Scientific studies have found resistant strains of bacteria in meat on Canadian store shelves and in the environment near farms, including those in the Fraser Valley, east of Vancouver.

Daily dose for chickens

Abbotsford farmer Rick Thiessen initially told CBC News he only uses antibiotics on his farm when there's a rare outbreak in one of his barns.

Dr. Bill Mackie says the use of antibiotics in livestock is endangering human health. ((CBC))

"Antibiotics will be used if you're finding a problem with your flock. You consult a veterinarian, have a diagnosis, he prescribes a course of medication and we'd use them in that sort of instance. But to be quite honest, I can't remember the last time we've had to do that," said Thiessen.

But after repeated questions, Thiessen, who also speaks for the B.C. Chicken Marketing Board, said his chickens eat feed fortified with an antibiotic called Tylosin every day to prevent illness.

"Chicken, by nature, have bacteria in their gut tract and, in order to keep them healthy, there are approved products that are used in the feed," he said.

Thiessen said with 20,000 chickens running around in each of his barns, they'll occasionally peck at their own manure, which could make them sick without the antibiotic.

Growing use questioned

There are more than a dozen antibiotics approved for livestock feed in Canada, falling into three main categories: to treat illness, to prevent illness, or to help the animal grow faster.

Bob Hancock says research has shown antibiotic resistance is growing because of the widespread use in livestock. ((CBC))

It's that last category that's most controversial. Europe for example, banned the use of antibiotics to promote livestock growth years ago.

The Animal Nutrition Association of Canada, an industry group representing feed manufacturers, is adamant they use them to prevent illness but not for growth promotion.

But Bob Hancock, director of the Centre for Microbial Diseases and Host Defence Research at the University of British Columbia, argues that prevention and growth promotion are the same thing.

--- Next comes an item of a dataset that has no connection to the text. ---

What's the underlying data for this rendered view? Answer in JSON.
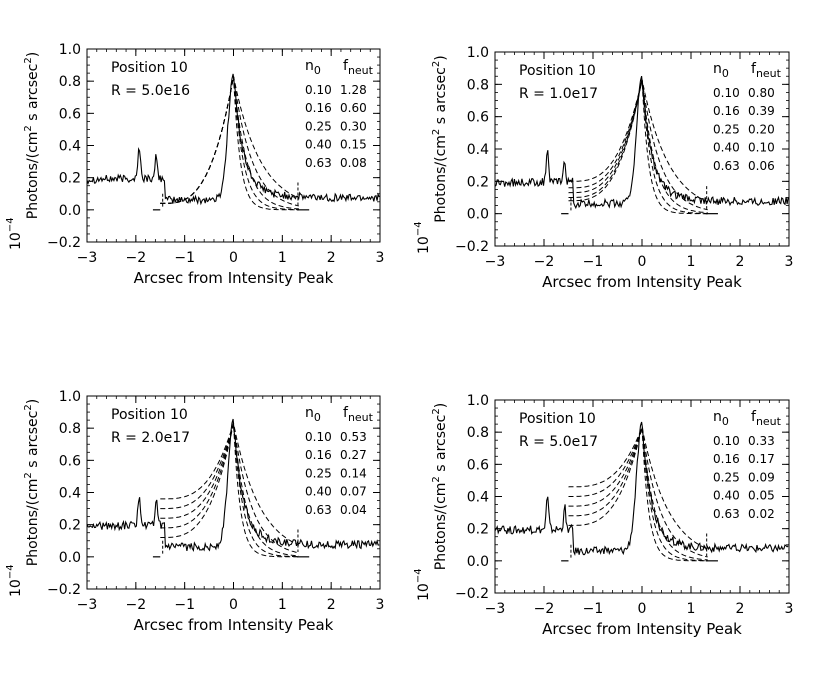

The reason antibiotics work to speed up growth is that they fend off illness, taking some burden off the animal's immune system so more energy goes into putting on weight, he says. But this short-term gain of more meat has the long-term cost of drug-resistant bacteria.

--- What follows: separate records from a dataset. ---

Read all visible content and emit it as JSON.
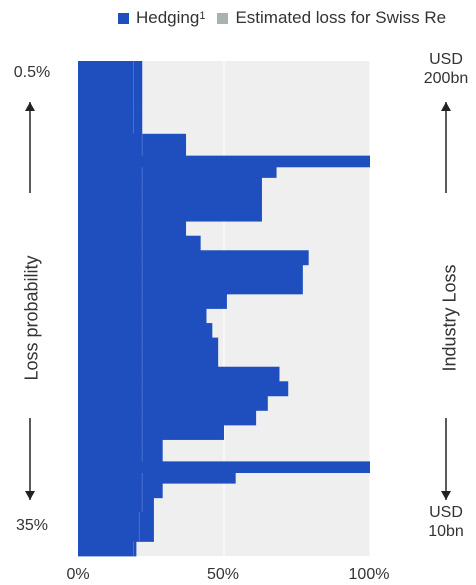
{
  "legend": {
    "hedging_label": "Hedging",
    "hedging_sup": "1",
    "loss_label": "Estimated loss for Swiss Re"
  },
  "left_axis": {
    "title": "Loss probability",
    "top_label": "0.5%",
    "bottom_label": "35%"
  },
  "right_axis": {
    "title": "Industry Loss",
    "top_line1": "USD",
    "top_line2": "200bn",
    "bottom_line1": "USD",
    "bottom_line2": "10bn"
  },
  "colors": {
    "hedging": "#1f4fbf",
    "loss": "#a9b3ac",
    "plot_bg": "#efefef",
    "arrow": "#222222"
  },
  "chart_data": {
    "type": "bar",
    "orientation": "horizontal",
    "stacked": true,
    "xlim": [
      0,
      100
    ],
    "x_unit": "%",
    "x_ticks": [
      "0%",
      "50%",
      "100%"
    ],
    "grid": true,
    "legend_position": "top",
    "series": [
      {
        "name": "Hedging",
        "values": [
          22,
          22,
          22,
          22,
          22,
          37,
          37,
          68,
          63,
          63,
          63,
          37,
          42,
          79,
          77,
          77,
          51,
          44,
          46,
          48,
          48,
          69,
          72,
          65,
          61,
          50,
          29,
          29,
          54,
          29,
          26,
          26,
          26,
          20
        ]
      },
      {
        "name": "Estimated loss for Swiss Re",
        "values": [
          19,
          19,
          19,
          19,
          19,
          22,
          22,
          22,
          22,
          22,
          22,
          22,
          22,
          22,
          22,
          22,
          22,
          22,
          22,
          22,
          22,
          22,
          22,
          22,
          22,
          22,
          22,
          22,
          22,
          22,
          22,
          21,
          21,
          19
        ]
      }
    ],
    "extra_rows": [
      {
        "index": 7,
        "value": 100
      },
      {
        "index": 28,
        "value": 100
      }
    ]
  }
}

"There's no question in my mind that growth promotion provides a massive pressure leading to increased antibiotics resistance," said Hancock.

Affecting human treatments

According to Hancock, Tylosin is just one of many drugs that can make bacteria resistant to a whole class of antibiotics used in human medicine.

"There are some very potent antibiotics, erythromycin, clarithromycin, all of which are utilized very highly in critical-care human medicine, and all of which — when you make organisms resistant to Tylosin — they become resistant to these other potent human antibiotics. And it goes on," said Hancock.

A study published this year in the journal Emerging Infectious Diseases, by researchers from the Public Health Agency of Canada and the B.C. Centre for Disease Control, found a specific resistant strain of Salmonella in humans, including B.C. patients, that matched what's found in chickens.

"The organisms that come from that can end up in people and, therefore, can affect the treatment of people afterwards because the antibiotics that previously would have cured that particular organism now would no longer be effective," according to Mackie.

Resistant strains can be difficult and more expensive to treat, and that has led both the B.C. Medical Association and Canadian Medical Association to call on the government to investigate.

Health Canada declined CBC's request for an interview, but Mackie said it is time for the government to act before the health impacts become more widespread.

"What we have to do as a society is stand up and say this is going to make us sick. This is going to make my kids sick, if it continues, my grandkids are going to be sick all the time. There has to be some digging in. We have to make some changes," he said.